Conclusion du journal étudiant : Savoir la vérité sur Nick Laflamme n’est pas chose aisée. Dépendamment de qui on interroge, les perceptions changent. Qui est vraiment Nick Laflamme? Difficile à dire. Ce qu’on sait, c’est qu’il est arrivé à Harvard il y a quelques mois et qu’il a intégré l’équipe de basketball de l’université. On sait aussi qu’il est un des rares étudiants à se promener en BMW avec un chauffeur qui le conduit.
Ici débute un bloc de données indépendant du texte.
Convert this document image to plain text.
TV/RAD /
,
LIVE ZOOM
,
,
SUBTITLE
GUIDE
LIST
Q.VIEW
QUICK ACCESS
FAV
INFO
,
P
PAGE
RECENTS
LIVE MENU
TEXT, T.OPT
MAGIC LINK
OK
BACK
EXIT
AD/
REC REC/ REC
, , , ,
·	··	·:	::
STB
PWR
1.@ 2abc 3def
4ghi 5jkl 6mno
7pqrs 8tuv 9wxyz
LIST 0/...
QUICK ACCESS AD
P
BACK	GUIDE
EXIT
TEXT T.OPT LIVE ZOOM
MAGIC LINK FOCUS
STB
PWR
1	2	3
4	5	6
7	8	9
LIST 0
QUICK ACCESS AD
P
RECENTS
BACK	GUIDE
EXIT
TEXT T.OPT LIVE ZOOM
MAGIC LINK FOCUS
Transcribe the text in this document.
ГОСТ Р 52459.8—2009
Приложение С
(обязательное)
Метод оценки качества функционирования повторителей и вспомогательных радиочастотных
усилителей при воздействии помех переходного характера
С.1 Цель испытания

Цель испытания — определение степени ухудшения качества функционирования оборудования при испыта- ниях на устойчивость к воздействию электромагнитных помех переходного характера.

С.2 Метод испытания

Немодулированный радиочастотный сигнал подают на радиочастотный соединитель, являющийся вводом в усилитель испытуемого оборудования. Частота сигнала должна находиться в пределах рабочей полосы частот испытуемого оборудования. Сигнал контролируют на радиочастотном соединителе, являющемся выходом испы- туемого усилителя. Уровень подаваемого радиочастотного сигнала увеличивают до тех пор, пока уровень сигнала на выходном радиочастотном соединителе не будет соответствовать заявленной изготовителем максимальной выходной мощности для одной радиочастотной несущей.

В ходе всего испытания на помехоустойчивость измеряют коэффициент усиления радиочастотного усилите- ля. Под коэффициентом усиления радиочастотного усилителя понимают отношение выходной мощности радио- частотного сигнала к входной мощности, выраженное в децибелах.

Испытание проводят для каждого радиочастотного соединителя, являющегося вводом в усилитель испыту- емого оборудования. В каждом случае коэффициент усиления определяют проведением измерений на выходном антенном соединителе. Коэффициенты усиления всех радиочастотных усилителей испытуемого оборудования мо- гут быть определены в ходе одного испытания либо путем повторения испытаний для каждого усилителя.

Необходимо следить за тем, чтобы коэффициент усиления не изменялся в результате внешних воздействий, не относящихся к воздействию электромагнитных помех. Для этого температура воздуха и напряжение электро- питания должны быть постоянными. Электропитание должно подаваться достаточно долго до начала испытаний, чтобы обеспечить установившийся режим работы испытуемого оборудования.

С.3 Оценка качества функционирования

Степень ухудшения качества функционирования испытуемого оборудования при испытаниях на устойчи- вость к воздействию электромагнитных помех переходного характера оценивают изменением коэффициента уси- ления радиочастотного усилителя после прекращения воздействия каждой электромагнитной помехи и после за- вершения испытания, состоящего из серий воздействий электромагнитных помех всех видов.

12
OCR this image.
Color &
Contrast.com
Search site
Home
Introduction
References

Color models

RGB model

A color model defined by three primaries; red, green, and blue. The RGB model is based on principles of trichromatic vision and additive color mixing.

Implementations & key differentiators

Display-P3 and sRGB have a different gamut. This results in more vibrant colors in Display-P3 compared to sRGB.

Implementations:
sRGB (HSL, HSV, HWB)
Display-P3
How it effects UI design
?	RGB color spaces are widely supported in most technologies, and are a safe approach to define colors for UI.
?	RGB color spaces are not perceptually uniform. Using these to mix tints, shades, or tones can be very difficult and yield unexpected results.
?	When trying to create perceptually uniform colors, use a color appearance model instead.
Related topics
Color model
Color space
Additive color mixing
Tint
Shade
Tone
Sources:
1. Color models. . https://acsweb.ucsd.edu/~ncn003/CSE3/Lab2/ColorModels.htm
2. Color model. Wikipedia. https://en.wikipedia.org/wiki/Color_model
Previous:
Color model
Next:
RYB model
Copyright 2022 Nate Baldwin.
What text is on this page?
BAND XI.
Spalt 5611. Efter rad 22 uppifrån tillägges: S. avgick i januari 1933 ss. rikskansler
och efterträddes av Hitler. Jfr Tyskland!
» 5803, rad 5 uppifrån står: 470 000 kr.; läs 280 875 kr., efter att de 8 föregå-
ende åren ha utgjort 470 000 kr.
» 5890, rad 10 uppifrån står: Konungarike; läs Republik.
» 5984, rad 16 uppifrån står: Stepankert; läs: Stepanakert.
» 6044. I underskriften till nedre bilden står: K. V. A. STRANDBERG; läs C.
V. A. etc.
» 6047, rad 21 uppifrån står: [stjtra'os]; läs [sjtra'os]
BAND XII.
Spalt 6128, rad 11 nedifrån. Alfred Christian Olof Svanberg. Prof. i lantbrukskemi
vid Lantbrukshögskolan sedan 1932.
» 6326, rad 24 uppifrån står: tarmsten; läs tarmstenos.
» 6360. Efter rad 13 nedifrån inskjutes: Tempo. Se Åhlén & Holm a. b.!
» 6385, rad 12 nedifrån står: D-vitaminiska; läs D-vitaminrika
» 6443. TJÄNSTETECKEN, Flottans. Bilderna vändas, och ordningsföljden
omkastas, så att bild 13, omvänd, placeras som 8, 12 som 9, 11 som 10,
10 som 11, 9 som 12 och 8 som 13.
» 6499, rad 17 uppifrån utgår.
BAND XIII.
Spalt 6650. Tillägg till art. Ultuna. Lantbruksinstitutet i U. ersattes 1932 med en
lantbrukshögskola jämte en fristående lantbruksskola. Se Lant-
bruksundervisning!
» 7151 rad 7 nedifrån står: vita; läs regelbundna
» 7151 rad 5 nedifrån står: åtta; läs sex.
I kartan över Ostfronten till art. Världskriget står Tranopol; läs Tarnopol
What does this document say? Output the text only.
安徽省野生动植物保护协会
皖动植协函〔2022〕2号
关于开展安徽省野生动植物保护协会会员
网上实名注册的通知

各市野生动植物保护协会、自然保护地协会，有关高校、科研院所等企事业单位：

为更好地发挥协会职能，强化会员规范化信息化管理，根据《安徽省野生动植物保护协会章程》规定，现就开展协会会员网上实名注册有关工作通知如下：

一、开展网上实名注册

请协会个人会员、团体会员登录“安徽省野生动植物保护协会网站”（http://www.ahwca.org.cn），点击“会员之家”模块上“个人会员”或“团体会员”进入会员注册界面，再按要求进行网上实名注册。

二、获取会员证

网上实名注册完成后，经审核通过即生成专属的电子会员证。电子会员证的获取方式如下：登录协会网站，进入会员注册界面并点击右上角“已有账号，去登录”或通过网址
On sait qu’il a un bel appartement à Cambridge et qu’il est de toutes les fêtes. On le voit souvent faire son jogging sur le campus, parfois avec un ballon de basketball, il dribble en même temps. En cours, il est souvent absent, mais on ne sait trop comment, mais il réussit à rester dans le programme. Il faut croire qu’il est plus intelligent qu’il n’y parait. Sinon, les bleus qu’il a parfois au coin du visage ou à l’œil sont dus soi à son « passe-temps » au club local de combat ultime, soi à une bagarre dans un bar. C’est un type particulier ce jeune homme millionnaire du Canada. En conclusion, je crois qu’on peut dire
*Un homme entre dans la pièce, assez grand, une cigarette au coin de la bouche. Il interpelle le jeune journaliste, qui se lève et qui reconnait aussitôt le sujet de son article, en personne*
« Il parait que t’écris un article à mon sujet? T’as pas pensé venir m’interroger? »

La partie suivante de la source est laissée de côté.